- Born: Henry Herman Krusekopf January 7, 1885 Casco, Michigan, US
- Died: July 26, 1979 (aged 94) Columbia, Missouri, US
- Known for: Founding FarmHouse fraternity

Academic background
- Education: Normal Academy, 1904 University of Missouri, B.S. 1908 University of Missouri, M.S. 1916 University of Illinois
- Thesis: The Soils of Missouri (1916)

Academic work
- Discipline: Agriculture
- Sub-discipline: Soil Science
- Institutions: University of Missouri

= Henry H. Krusekopf =

American soil scientist and academic (1886–1979)

Henry Herman Krusekopf (January 7, 1885 – July 26, 1979) was an American academic and soil scientist. He spent 48 years as a professor and researcher in the College of Agriculture at the University of Missouri. He was also a founding member of FarmHouse fraternity.

== Early life and education ==
Krusekopf was born in Casco, Michigan on January 7, 1885. His father was Henry Krusekopf, a minister. When he was a child, his family moved to Weldon Springs, Missouri, followed by Chamois, Missouri. He attended Chamois High School, graduating in 1903. He graduated from the Normal Academy in 1904.

He received his B.S. in agriculture from the University of Missouri in Columbia, Missouri in 1908. While at the University of Missouri, he was a member of the Y.M.C.A. Bible Study Group and was a founding member of FarmHouse fraternity on April 15, 1905. He earned his master's degree from the University of Missouri in 1916. His thesis was The Soils of Missouri. In 1932, he did post-graduate work at the University of Illinois.

== Career ==
After receiving his undergraduate degree, Krusekopf worked as a soil survey assistant in the University of Missouri's soils department. In 1916, he became a professor of soils at the College of Agriculture of the University of Missouri for 48 years. He became a professor emeritus after his retirement in June 1956.

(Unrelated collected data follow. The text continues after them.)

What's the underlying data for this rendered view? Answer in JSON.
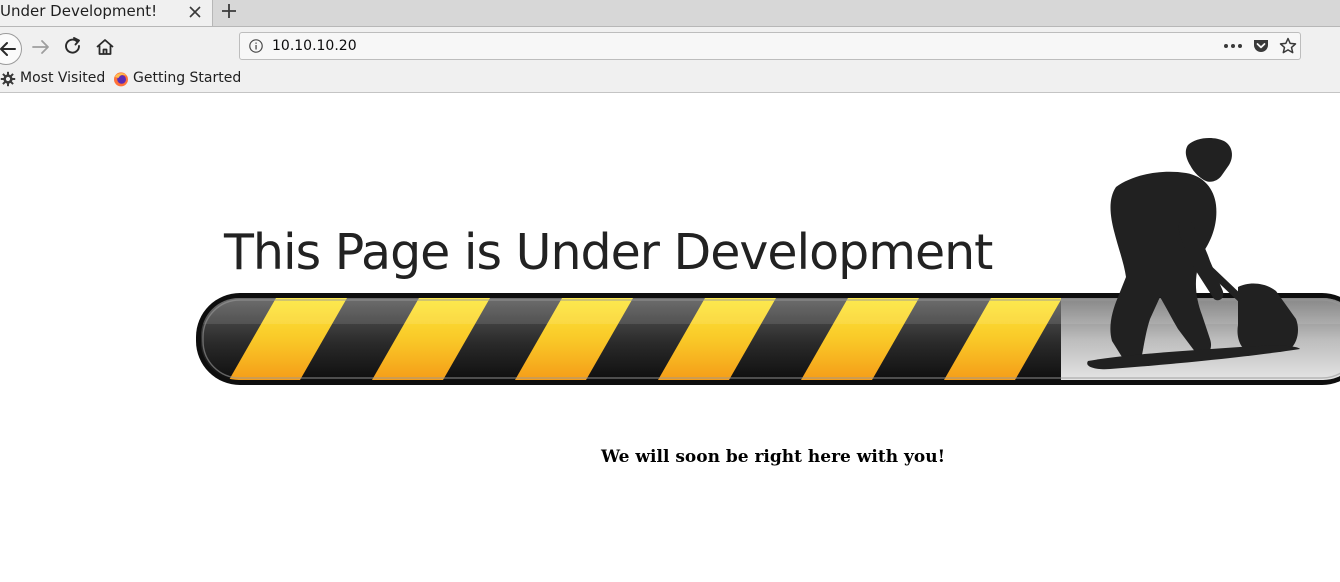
{
  "tab": {
    "title": "Under Development!",
    "close_icon": "close-icon",
    "new_tab_icon": "plus-icon"
  },
  "nav": {
    "back_icon": "arrow-left-icon",
    "forward_icon": "arrow-right-icon",
    "reload_icon": "reload-icon",
    "home_icon": "home-icon"
  },
  "urlbar": {
    "url": "10.10.10.20",
    "info_icon": "info-icon",
    "more_icon": "ellipsis-icon",
    "pocket_icon": "pocket-icon",
    "star_icon": "star-icon"
  },
  "bookmarks": [
    {
      "label": "Most Visited",
      "icon": "gear-icon"
    },
    {
      "label": "Getting Started",
      "icon": "firefox-icon"
    }
  ],
  "page": {
    "heading": "This Page is Under Development",
    "tagline": "We will soon be right here with you!",
    "colors": {
      "stripe_yellow": "#f7d21f",
      "stripe_orange": "#f5a623",
      "stripe_dark": "#2b2b2b",
      "frame": "#111111",
      "silhouette": "#202020"
    }
  }
}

He was a consultant to several federal, state, and international agencies. He prepared reports about the Missouri River Basin for the United States Army Corps of Engineers. He worked for the United States Bureau of Soils in Conway, South Carolina; the United States Reclamation Service in the Columbia River Basin in Oregon and Washington; and the National Resource Board that covered Illinois, Indiana, Iowa, Missouri, and Ohio. After he retired, he wrote a report on Missouri's forest soils for the United States Forest Service and was a consultant for the United States Department of Justice regarding American Indian land claims in Missouri. He wrote numerous articles on soil development.

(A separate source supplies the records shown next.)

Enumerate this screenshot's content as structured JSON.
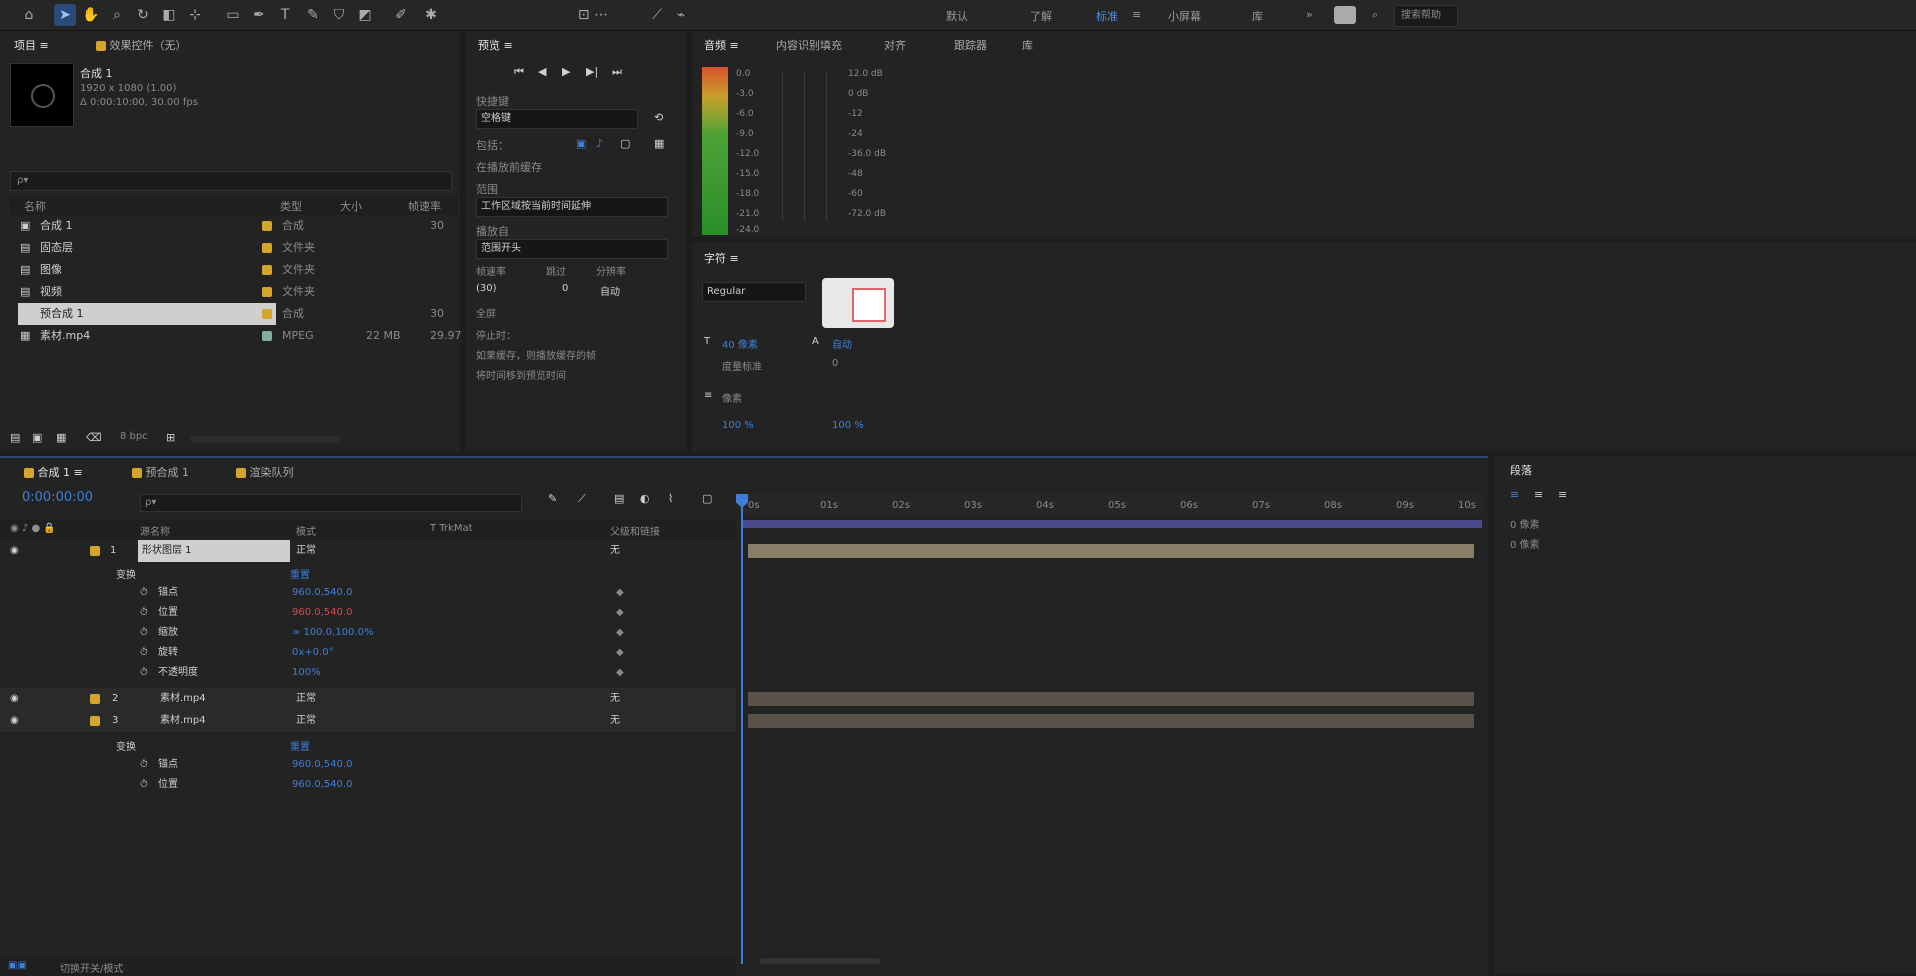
{
  "toolbar": {
    "workspaces": [
      "默认",
      "了解",
      "标准",
      "小屏幕",
      "库"
    ],
    "active_workspace": "标准",
    "search_placeholder": "搜索帮助"
  },
  "project_panel": {
    "tab_label": "项目 ≡",
    "comp_tab": "效果控件（无）",
    "preview_title": "合成 1",
    "preview_line1": "1920 x 1080 (1.00)",
    "preview_line2": "Δ 0:00:10:00, 30.00 fps",
    "search_placeholder": "ρ▾",
    "columns": {
      "name": "名称",
      "type": "类型",
      "size": "大小",
      "duration": "帧速率"
    },
    "items": [
      {
        "name": "合成 1",
        "type": "合成",
        "size": "",
        "duration": "30"
      },
      {
        "name": "固态层",
        "type": "文件夹",
        "size": "",
        "duration": ""
      },
      {
        "name": "图像",
        "type": "文件夹",
        "size": "",
        "duration": ""
      },
      {
        "name": "视频",
        "type": "文件夹",
        "size": "",
        "duration": ""
      },
      {
        "name": "预合成 1",
        "type": "合成",
        "size": "",
        "duration": "30"
      },
      {
        "name": "素材.mp4",
        "type": "MPEG",
        "size": "22 MB",
        "duration": "29.97"
      }
    ],
    "footer_bpc": "8 bpc"
  },
  "effects_panel": {
    "tab_label": "预览 ≡",
    "section_shortcut": "快捷键",
    "shortcut_value": "空格键",
    "include_label": "包括：",
    "cache_label": "在播放前缓存",
    "range_label": "范围",
    "range_value": "工作区域按当前时间延伸",
    "play_from_label": "播放自",
    "play_from_value": "范围开头",
    "frame_rate_label": "帧速率",
    "skip_label": "跳过",
    "resolution_label": "分辨率",
    "frame_rate_value": "(30)",
    "skip_value": "0",
    "resolution_value": "自动",
    "fullscreen_label": "全屏",
    "stop_label": "停止时：",
    "stop_option": "如果缓存，则播放缓存的帧",
    "move_time_label": "将时间移到预览时间"
  },
  "audio_panel": {
    "tabs": [
      "音频 ≡",
      "内容识别填充",
      "对齐",
      "跟踪器",
      "库"
    ],
    "db_labels": [
      "0.0",
      "-3.0",
      "-6.0",
      "-9.0",
      "-12.0",
      "-15.0",
      "-18.0",
      "-21.0",
      "-24.0"
    ],
    "right_labels": [
      "12.0 dB",
      "0 dB",
      "-12",
      "-24",
      "-36.0 dB",
      "-48",
      "-60",
      "-72.0 dB"
    ]
  },
  "character_panel": {
    "tab_label": "字符 ≡",
    "font_label": "Regular",
    "size_label": "像素",
    "rows": [
      "40 像素",
      "自动",
      "度量标准",
      "0",
      "100 %",
      "100 %"
    ]
  },
  "timeline": {
    "tabs": [
      "合成 1 ≡",
      "预合成 1",
      "渲染队列"
    ],
    "timecode": "0:00:00:00",
    "search_placeholder": "ρ▾",
    "columns": {
      "source": "源名称",
      "mode": "模式",
      "trkmat": "T TrkMat",
      "parent": "父级和链接"
    },
    "layers": [
      {
        "num": "1",
        "name": "形状图层 1",
        "mode": "正常",
        "parent": "无"
      },
      {
        "num": "2",
        "name": "素材.mp4",
        "mode": "正常",
        "parent": "无"
      },
      {
        "num": "3",
        "name": "素材.mp4",
        "mode": "正常",
        "parent": "无"
      }
    ],
    "props": [
      {
        "name": "锚点",
        "value": "960.0,540.0",
        "color": "blue"
      },
      {
        "name": "位置",
        "value": "960.0,540.0",
        "color": "red"
      },
      {
        "name": "缩放",
        "value": "∞ 100.0,100.0%",
        "color": "blue"
      },
      {
        "name": "旋转",
        "value": "0x+0.0°",
        "color": "blue"
      },
      {
        "name": "不透明度",
        "value": "100%",
        "color": "blue"
      }
    ],
    "group_label": "变换",
    "reset_label": "重置",
    "toggle_label": "切换开关/模式",
    "ruler_labels": [
      "0s",
      "01s",
      "02s",
      "03s",
      "04s",
      "05s",
      "06s",
      "07s",
      "08s",
      "09s",
      "10s"
    ]
  },
  "side_panel": {
    "title": "段落",
    "labels": [
      "0 像素",
      "0 像素"
    ]
  }
}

He was a member of the Soil Science Society of America. In April 1923, he became a charter member of the Society of Sigma Xi, an honor society for scientists and engineers. He was a charter member of the Alpha Zeta agricultural fraternity and the Gamma Sigma Delta honor society for agriculture, serving as the vice president of the latter. He was also a member of the American Association of University Professors.

== Personal life ==
Krusekopf married Nancy Form Smith of Joplin, Missouri on September 20, 1913. They had six children, including Caroline, Charlotte, Emily, Fred, Henry H. Jr., and Paul. They had a farm in southeast Missouri.

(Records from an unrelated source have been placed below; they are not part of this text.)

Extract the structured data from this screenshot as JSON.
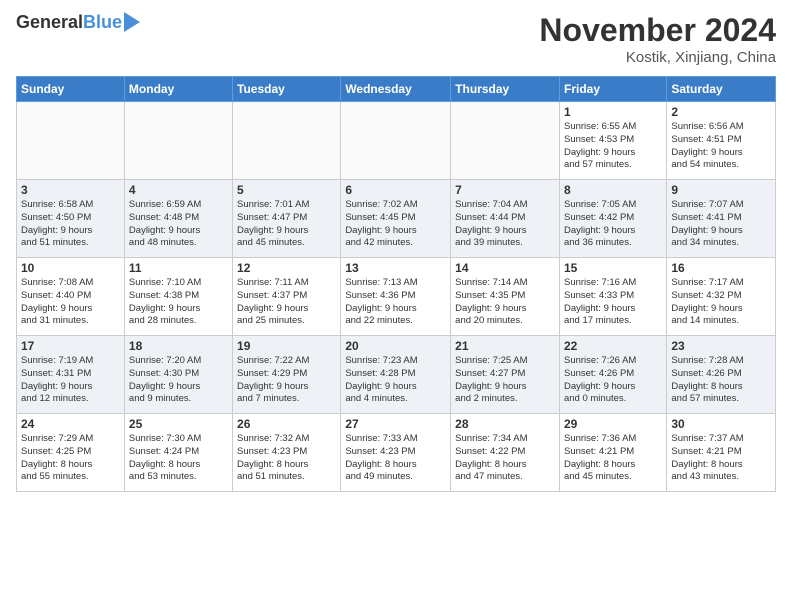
{
  "header": {
    "logo_general": "General",
    "logo_blue": "Blue",
    "month_title": "November 2024",
    "location": "Kostik, Xinjiang, China"
  },
  "weekdays": [
    "Sunday",
    "Monday",
    "Tuesday",
    "Wednesday",
    "Thursday",
    "Friday",
    "Saturday"
  ],
  "weeks": [
    [
      {
        "day": "",
        "info": ""
      },
      {
        "day": "",
        "info": ""
      },
      {
        "day": "",
        "info": ""
      },
      {
        "day": "",
        "info": ""
      },
      {
        "day": "",
        "info": ""
      },
      {
        "day": "1",
        "info": "Sunrise: 6:55 AM\nSunset: 4:53 PM\nDaylight: 9 hours\nand 57 minutes."
      },
      {
        "day": "2",
        "info": "Sunrise: 6:56 AM\nSunset: 4:51 PM\nDaylight: 9 hours\nand 54 minutes."
      }
    ],
    [
      {
        "day": "3",
        "info": "Sunrise: 6:58 AM\nSunset: 4:50 PM\nDaylight: 9 hours\nand 51 minutes."
      },
      {
        "day": "4",
        "info": "Sunrise: 6:59 AM\nSunset: 4:48 PM\nDaylight: 9 hours\nand 48 minutes."
      },
      {
        "day": "5",
        "info": "Sunrise: 7:01 AM\nSunset: 4:47 PM\nDaylight: 9 hours\nand 45 minutes."
      },
      {
        "day": "6",
        "info": "Sunrise: 7:02 AM\nSunset: 4:45 PM\nDaylight: 9 hours\nand 42 minutes."
      },
      {
        "day": "7",
        "info": "Sunrise: 7:04 AM\nSunset: 4:44 PM\nDaylight: 9 hours\nand 39 minutes."
      },
      {
        "day": "8",
        "info": "Sunrise: 7:05 AM\nSunset: 4:42 PM\nDaylight: 9 hours\nand 36 minutes."
      },
      {
        "day": "9",
        "info": "Sunrise: 7:07 AM\nSunset: 4:41 PM\nDaylight: 9 hours\nand 34 minutes."
      }
    ],
    [
      {
        "day": "10",
        "info": "Sunrise: 7:08 AM\nSunset: 4:40 PM\nDaylight: 9 hours\nand 31 minutes."
      },
      {
        "day": "11",
        "info": "Sunrise: 7:10 AM\nSunset: 4:38 PM\nDaylight: 9 hours\nand 28 minutes."
      },
      {
        "day": "12",
        "info": "Sunrise: 7:11 AM\nSunset: 4:37 PM\nDaylight: 9 hours\nand 25 minutes."
      },
      {
        "day": "13",
        "info": "Sunrise: 7:13 AM\nSunset: 4:36 PM\nDaylight: 9 hours\nand 22 minutes."
      },
      {
        "day": "14",
        "info": "Sunrise: 7:14 AM\nSunset: 4:35 PM\nDaylight: 9 hours\nand 20 minutes."
      },
      {
        "day": "15",
        "info": "Sunrise: 7:16 AM\nSunset: 4:33 PM\nDaylight: 9 hours\nand 17 minutes."
      },
      {
        "day": "16",
        "info": "Sunrise: 7:17 AM\nSunset: 4:32 PM\nDaylight: 9 hours\nand 14 minutes."
      }
    ],
    [
      {
        "day": "17",
        "info": "Sunrise: 7:19 AM\nSunset: 4:31 PM\nDaylight: 9 hours\nand 12 minutes."
      },
      {
        "day": "18",
        "info": "Sunrise: 7:20 AM\nSunset: 4:30 PM\nDaylight: 9 hours\nand 9 minutes."
      },
      {
        "day": "19",
        "info": "Sunrise: 7:22 AM\nSunset: 4:29 PM\nDaylight: 9 hours\nand 7 minutes."
      },
      {
        "day": "20",
        "info": "Sunrise: 7:23 AM\nSunset: 4:28 PM\nDaylight: 9 hours\nand 4 minutes."
      },
      {
        "day": "21",
        "info": "Sunrise: 7:25 AM\nSunset: 4:27 PM\nDaylight: 9 hours\nand 2 minutes."
      },
      {
        "day": "22",
        "info": "Sunrise: 7:26 AM\nSunset: 4:26 PM\nDaylight: 9 hours\nand 0 minutes."
      },
      {
        "day": "23",
        "info": "Sunrise: 7:28 AM\nSunset: 4:26 PM\nDaylight: 8 hours\nand 57 minutes."
      }
    ],
    [
      {
        "day": "24",
        "info": "Sunrise: 7:29 AM\nSunset: 4:25 PM\nDaylight: 8 hours\nand 55 minutes."
      },
      {
        "day": "25",
        "info": "Sunrise: 7:30 AM\nSunset: 4:24 PM\nDaylight: 8 hours\nand 53 minutes."
      },
      {
        "day": "26",
        "info": "Sunrise: 7:32 AM\nSunset: 4:23 PM\nDaylight: 8 hours\nand 51 minutes."
      },
      {
        "day": "27",
        "info": "Sunrise: 7:33 AM\nSunset: 4:23 PM\nDaylight: 8 hours\nand 49 minutes."
      },
      {
        "day": "28",
        "info": "Sunrise: 7:34 AM\nSunset: 4:22 PM\nDaylight: 8 hours\nand 47 minutes."
      },
      {
        "day": "29",
        "info": "Sunrise: 7:36 AM\nSunset: 4:21 PM\nDaylight: 8 hours\nand 45 minutes."
      },
      {
        "day": "30",
        "info": "Sunrise: 7:37 AM\nSunset: 4:21 PM\nDaylight: 8 hours\nand 43 minutes."
      }
    ]
  ]
}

In 1923, he formed the Evangelical Student Group which became the Columbia United Church of Christ. He was a president of the University Faculty Club.

Krusekopf died at his home on July 26, 1978 at the age of 94. He was buried in Memorial Park Cemetery in Columbia, Missouri. FarmHouse and Alpha Zeta established the Henry H. Krusekopf Scholarship Fund in his honor.

==Publications==

=== Monographs ===

- The Missouri Soil Survey. Columbia: University of Missouri, Agricultural Experiment Station, Circular. 104, March 1921.
- Soil Fertility Investigations: Rolling Prairie Land of Southwestern Missouri (Eldorado Springs Experiment Field). Columbia: University of Missouri, Agricultural Experiment Station, Bulletin 398, June 1938.
- Major Soil Areas of Missouri: Their General Characteristics and Agricultural Use. Columbia: University of Missouri, Agricultural Experiment Station, Circular 304, August 1945.

=== Journals ===

- "Salt domes of east Texas basin". Oil & Gas Journal, vol. 57 (May 4, 1959) p. 143.

=== Editor ===
- Life and Work of C. F. Marbut: Soil Scientist, Professor of Geology, 1895–1910, University of Missouri, Soil Scientist, 1910–1935, U.S.D.A. Bureau of Chemistry and Soils: A Memorial Volumnet. Soil Science Society of America. Memorial Committee, 1942.